O feminismo é necessário, e tem de ser interseccional ou não será. O feminismo tem de considerar a classe, a raça e a orientação sexual, e o feminismo tem de entender que todas estas categorias são geradoras de desigualdades e todas são relevantes para entender as desigualdades e para entender a luta necessária para ultrapassar os problemas que advém da desigualdade. As mulheres sofrem a desigualdade de diferentes maneiras e diferentes intensidades. Uma mulher de classe média não sofre as mesmas discriminações que uma mulher pobre. Uma mulher negra não sofre as mesmas discriminações que uma mulher branca. Uma mulher lésbica não sofre as mesmas discriminações que uma mulher heterossexual. Para lutar por todas as mulheres é necessário lutar contra as forças reacionárias que por aí pululam. Estas mulheres diferentes, sofrem tipos de violência diferentes, que vão condicionar de forma diferente a sua vida. Umas são mais privilegiadas que outras. Umas são mais oprimidas que outras. Em cada nível de opressão, existem diferentes mulheres a sofrer. Curioso como, dependendo da situação, uma opressora pode passar rapidamente a oprimida e vice-versa.
Basta lembrarmo-nos da petição contra as aulas para a cidadania de há bem pouco tempo. Conservadores que pretendem manter o status quo a seguir em frente. Em Portugal, e no cumprimento da Constituição da República Portuguesa, deveremos seguir o caminho do progressismo e não abdicar das aulas de cidadania. O conjunto de direitos e deveres dos seres humanos, independentemente de qualquer variável tem de ser para todos, e é precisamente isto que se ensina nas aulas de cidadania. Ser contra isto é ser contra a igualdade e ser contra a igualdade é ser a favor dos privilégios de uns e das opressões de outros. A educação para a cidadania é uma das formas de combate à exclusão social e à violência de género, podendo assim ser um factor de mudança social da sociedade.
Os papéis sociais para homens e para mulheres ainda estão muito marcados. A propósito disso lembro-me sempre do episódio de um bebé que começa a chorar, a mãe está desesperada a fazer tudo para acalmá-lo, com pessoas a dizer-lhe o que deve ou não fazer e o pai lê o jornal descansadamente. Isto aconteceu. Isto é real. As desigualdades continuam a existir nas mais variadas situações, questões profissionais, questões domésticas. À mulher a casa e a família.
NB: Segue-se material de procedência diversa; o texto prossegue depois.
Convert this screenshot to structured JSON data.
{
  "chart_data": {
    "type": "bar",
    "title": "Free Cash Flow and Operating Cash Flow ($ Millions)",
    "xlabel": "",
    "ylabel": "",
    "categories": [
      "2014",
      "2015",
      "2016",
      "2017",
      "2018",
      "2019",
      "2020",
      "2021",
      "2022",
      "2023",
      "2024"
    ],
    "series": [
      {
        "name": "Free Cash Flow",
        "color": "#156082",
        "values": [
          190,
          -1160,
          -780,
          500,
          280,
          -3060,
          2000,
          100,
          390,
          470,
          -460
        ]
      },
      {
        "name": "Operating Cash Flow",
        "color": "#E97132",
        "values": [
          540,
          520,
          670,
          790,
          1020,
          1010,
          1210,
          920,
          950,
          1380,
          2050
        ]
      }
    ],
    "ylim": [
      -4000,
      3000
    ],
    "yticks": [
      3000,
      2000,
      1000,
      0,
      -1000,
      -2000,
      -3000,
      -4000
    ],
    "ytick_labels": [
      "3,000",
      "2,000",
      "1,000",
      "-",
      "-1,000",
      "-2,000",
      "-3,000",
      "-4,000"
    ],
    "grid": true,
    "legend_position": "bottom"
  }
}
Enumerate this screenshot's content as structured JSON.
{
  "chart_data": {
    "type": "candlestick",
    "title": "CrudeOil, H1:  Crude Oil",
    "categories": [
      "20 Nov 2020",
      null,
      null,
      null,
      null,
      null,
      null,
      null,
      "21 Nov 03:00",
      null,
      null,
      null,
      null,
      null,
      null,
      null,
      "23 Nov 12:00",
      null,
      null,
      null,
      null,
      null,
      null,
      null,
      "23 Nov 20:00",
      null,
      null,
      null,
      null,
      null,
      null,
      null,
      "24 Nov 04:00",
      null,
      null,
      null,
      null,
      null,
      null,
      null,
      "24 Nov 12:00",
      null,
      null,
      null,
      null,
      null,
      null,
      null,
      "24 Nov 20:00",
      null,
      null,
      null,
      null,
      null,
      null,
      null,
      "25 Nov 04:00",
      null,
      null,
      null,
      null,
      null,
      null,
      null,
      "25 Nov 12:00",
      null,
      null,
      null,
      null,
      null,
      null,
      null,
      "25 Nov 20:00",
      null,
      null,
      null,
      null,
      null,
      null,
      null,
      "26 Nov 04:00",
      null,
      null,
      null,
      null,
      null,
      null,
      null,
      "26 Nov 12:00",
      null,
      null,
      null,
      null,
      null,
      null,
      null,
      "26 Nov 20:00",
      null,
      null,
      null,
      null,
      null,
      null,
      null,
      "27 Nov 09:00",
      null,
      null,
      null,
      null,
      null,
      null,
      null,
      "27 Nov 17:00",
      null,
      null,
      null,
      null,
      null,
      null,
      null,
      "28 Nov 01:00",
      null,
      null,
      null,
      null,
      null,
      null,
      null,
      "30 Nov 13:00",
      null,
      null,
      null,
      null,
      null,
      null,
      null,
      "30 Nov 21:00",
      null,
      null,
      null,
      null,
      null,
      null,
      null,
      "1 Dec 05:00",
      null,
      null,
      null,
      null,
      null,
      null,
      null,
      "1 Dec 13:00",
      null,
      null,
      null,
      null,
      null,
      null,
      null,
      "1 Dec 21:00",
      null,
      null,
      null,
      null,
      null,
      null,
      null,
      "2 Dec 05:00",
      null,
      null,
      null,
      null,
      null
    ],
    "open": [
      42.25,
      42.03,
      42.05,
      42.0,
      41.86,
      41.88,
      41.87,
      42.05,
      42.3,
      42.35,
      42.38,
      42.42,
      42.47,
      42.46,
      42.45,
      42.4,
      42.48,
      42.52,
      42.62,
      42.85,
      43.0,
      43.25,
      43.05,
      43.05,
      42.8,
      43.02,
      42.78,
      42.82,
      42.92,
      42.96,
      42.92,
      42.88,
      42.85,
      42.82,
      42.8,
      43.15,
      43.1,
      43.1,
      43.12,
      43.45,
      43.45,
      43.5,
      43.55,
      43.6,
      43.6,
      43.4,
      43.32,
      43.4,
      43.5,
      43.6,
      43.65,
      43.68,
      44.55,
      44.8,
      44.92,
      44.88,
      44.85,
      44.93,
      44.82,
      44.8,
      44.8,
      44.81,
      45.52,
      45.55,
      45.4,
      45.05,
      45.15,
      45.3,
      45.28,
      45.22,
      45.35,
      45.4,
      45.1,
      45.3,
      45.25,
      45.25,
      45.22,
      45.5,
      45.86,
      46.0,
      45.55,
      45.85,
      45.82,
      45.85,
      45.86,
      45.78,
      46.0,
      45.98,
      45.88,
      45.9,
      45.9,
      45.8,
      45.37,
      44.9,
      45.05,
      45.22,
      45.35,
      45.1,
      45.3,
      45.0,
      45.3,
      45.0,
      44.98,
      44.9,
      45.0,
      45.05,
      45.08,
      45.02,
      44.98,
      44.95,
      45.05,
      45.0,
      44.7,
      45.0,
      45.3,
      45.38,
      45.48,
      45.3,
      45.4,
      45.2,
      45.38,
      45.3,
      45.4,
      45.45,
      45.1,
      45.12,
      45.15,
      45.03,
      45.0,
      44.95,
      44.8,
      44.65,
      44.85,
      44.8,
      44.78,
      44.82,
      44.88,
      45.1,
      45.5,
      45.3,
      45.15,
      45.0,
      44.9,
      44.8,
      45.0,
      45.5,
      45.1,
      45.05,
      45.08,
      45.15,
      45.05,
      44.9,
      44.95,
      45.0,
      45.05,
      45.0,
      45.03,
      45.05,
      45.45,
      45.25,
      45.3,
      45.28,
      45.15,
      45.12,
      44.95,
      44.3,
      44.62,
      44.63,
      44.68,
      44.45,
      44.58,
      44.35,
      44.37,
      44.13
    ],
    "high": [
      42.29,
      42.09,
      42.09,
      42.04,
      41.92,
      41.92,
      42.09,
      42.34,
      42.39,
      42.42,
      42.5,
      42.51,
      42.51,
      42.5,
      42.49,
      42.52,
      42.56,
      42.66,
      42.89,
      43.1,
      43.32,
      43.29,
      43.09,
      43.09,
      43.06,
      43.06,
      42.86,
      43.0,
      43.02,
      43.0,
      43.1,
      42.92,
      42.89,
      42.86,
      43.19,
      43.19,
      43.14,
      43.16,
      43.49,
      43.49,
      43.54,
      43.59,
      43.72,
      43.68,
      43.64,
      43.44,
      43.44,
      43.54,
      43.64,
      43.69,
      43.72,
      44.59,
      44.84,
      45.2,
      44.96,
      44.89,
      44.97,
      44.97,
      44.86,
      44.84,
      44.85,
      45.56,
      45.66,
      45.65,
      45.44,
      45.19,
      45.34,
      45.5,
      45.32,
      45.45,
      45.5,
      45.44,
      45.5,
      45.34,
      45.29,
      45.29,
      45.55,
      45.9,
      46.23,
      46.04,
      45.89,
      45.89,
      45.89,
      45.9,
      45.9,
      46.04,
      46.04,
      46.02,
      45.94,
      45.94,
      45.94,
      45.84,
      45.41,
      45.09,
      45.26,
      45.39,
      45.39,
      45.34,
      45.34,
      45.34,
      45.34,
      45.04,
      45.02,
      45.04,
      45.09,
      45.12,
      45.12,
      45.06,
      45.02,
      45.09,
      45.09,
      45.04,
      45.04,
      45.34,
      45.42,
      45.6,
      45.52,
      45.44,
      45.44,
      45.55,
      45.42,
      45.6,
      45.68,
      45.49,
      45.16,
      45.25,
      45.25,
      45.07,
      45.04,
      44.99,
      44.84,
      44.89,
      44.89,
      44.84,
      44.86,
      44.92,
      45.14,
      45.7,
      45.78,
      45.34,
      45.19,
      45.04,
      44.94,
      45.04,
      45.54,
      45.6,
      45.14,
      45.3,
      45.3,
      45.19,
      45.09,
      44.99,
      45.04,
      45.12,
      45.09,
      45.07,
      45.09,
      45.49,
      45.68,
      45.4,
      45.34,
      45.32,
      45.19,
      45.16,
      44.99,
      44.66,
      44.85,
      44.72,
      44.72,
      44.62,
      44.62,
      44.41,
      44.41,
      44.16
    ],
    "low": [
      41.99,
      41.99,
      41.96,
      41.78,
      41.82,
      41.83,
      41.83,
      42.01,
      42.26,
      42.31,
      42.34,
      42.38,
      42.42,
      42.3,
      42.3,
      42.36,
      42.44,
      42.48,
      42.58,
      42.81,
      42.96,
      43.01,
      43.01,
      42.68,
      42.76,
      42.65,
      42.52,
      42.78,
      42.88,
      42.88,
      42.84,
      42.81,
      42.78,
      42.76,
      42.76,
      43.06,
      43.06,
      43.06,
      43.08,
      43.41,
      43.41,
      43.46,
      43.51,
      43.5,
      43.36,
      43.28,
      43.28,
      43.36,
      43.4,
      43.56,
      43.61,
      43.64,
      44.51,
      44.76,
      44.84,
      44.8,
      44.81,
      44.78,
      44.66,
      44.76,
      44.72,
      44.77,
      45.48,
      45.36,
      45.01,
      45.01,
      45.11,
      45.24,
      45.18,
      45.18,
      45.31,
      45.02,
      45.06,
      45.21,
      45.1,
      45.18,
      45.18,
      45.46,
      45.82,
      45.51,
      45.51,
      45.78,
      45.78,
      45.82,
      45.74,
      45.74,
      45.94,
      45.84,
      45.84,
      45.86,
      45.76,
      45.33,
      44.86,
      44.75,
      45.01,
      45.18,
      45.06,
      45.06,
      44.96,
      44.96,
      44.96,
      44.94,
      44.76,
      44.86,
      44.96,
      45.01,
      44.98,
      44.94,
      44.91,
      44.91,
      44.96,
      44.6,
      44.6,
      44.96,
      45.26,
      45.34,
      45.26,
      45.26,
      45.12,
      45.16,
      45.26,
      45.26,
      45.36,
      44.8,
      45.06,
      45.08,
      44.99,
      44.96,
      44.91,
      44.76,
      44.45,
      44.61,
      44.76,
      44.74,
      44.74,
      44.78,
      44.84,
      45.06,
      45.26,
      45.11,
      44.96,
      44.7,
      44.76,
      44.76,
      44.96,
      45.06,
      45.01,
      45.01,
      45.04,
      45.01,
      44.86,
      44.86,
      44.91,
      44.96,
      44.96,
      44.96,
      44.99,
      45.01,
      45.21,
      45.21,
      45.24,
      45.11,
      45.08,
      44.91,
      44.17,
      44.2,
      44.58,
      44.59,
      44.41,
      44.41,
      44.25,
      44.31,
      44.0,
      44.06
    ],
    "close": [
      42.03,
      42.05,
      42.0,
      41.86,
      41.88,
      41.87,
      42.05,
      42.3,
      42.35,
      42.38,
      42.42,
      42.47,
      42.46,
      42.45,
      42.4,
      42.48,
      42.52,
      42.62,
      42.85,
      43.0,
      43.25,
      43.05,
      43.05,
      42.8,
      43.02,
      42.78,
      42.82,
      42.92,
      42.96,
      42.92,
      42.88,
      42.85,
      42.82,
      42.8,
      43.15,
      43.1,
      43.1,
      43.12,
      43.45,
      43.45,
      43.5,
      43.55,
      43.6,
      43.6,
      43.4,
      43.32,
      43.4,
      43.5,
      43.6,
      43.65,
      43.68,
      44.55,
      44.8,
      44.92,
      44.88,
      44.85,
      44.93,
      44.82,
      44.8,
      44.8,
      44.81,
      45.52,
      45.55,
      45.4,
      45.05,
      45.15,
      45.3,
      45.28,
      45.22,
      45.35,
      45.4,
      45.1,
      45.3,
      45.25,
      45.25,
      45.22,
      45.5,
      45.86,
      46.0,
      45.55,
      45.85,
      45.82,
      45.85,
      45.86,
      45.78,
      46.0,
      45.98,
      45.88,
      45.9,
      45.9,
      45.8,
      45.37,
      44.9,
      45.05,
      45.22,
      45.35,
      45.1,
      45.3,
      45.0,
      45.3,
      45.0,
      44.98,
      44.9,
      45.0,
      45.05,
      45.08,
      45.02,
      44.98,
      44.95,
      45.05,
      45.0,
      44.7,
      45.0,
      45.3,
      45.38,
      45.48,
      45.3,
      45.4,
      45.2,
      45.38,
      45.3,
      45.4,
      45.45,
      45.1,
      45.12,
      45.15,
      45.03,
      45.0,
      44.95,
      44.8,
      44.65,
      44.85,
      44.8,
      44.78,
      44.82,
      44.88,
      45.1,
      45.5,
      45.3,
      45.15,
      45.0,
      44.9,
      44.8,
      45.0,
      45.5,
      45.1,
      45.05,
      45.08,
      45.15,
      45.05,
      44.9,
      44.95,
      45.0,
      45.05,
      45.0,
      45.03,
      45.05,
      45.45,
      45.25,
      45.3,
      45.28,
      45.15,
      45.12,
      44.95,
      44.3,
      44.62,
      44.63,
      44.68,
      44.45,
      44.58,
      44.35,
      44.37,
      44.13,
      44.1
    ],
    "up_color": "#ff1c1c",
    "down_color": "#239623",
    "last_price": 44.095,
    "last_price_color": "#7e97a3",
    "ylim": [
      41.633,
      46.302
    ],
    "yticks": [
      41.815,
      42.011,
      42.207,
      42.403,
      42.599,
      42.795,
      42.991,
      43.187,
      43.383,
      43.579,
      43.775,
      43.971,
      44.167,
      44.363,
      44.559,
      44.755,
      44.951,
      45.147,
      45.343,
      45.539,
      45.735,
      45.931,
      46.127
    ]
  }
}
O facto de sempre ter sido assim não faz com que tenha de continuar assim. Salazar deixou-nos uma herança pesada no que se refere à igualdade, sendo a desigualdade de género gritante. As mulheres eram afastadas da esfera pública e eram assim remetidas para o trabalho doméstico e de cuidado, ficando dependentes financeiramente, mãe, esposa, dedicada à família e ao marido. A ideologia de género do Estado Novo preparava as mulheres para a maternidade, para o trabalho de cuidado, para o trabalho em casa. Haviam creches onde as meninas iam aprender a ser mulheres, ou seja, a ser serviçais de um homem toda a vida. Se levassem pancada do marido, tinham de comer e calar, as leis protegiam o chefe de família.
Isto condicionou a prosperidade da mulher, e o seu futuro. Claro que hoje a desigualdade se pauta por coisas diferentes, mas em muitas casas ainda se vê os mesmos problemas que se viam nos tempos sombrios da ditadura. Muita coisa mudou, logo em 1976, com a aprovação da nova Constituição, onde a igualdade é lei. Mas não chega, claro que não chega, as desigualdades estão internalizadas. E é preciso gritar, gritar bem alto, que não ficaremos mais caladas. Que denunciemos cada forma de opressão, de desigualdade. Que resistamos.